Key Differences Between English & Vietnamese

English, like other Germanic, and most of the European languages are spoken and read with the emphasis on the consonants. There are many internet memes and mind games that play with our ability to read English without vowels, or spelled incorrectly. Vietnamese, on the other hand, is a vowel based language, and repeated efforts by English speakers to get Vietnamese speakers to understand them by correcting the leading consonant, instead of correcting the tone of the vowel, can lead to mutual frustration.

In fact, the way the two cultures LISTEN is different.

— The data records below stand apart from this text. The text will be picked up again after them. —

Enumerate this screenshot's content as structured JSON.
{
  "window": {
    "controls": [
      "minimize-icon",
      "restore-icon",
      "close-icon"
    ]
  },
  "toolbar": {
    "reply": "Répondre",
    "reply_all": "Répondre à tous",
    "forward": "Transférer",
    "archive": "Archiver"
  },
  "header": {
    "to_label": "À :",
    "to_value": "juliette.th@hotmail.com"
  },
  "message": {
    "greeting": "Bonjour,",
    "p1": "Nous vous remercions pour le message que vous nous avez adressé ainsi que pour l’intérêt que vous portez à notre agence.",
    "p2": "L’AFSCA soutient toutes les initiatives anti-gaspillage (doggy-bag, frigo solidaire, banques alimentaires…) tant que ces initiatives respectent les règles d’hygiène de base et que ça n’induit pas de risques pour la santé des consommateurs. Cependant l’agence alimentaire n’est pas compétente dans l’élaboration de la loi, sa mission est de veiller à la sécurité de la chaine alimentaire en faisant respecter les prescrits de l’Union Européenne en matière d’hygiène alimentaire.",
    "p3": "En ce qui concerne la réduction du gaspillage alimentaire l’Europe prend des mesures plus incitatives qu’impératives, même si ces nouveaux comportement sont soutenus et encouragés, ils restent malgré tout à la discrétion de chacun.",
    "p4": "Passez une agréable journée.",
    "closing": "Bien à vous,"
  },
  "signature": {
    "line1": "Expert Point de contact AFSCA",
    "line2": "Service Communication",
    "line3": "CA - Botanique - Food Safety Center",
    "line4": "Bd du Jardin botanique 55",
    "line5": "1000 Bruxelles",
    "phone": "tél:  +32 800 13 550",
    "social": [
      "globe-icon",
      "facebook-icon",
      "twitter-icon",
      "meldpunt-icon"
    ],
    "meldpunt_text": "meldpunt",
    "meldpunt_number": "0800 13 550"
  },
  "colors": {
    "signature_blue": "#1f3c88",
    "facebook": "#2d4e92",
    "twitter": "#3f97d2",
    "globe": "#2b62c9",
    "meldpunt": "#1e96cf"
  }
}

Learning to be able to listen in Vietnamese is probably the most challenging part of learning Vietnamese. Vietnamese vowels are modified by up to 5 tones, or no tone at all, and it is these tones that the Vietnamese speaker is listening for to understand the word being spoken. Training the English speaker's ear to listen for these tones is essential, and also requisite to being able to speak Vietnamese correctly.

People usually make the mistake of saying the English language is not a "tonal" language, but this is actually incorrect. English doesn't have tonal inflections on each word, like Vietnamese dose, but English does use tones on sentences. For example a rising tone at the end of a sentence in English can make it become a question. A forceful tone can make the same sentence a command. The use of the rising tone for a question can be particularly hard to overcome, but when speaking Vietnamese doing so may change the meaning of the sentence.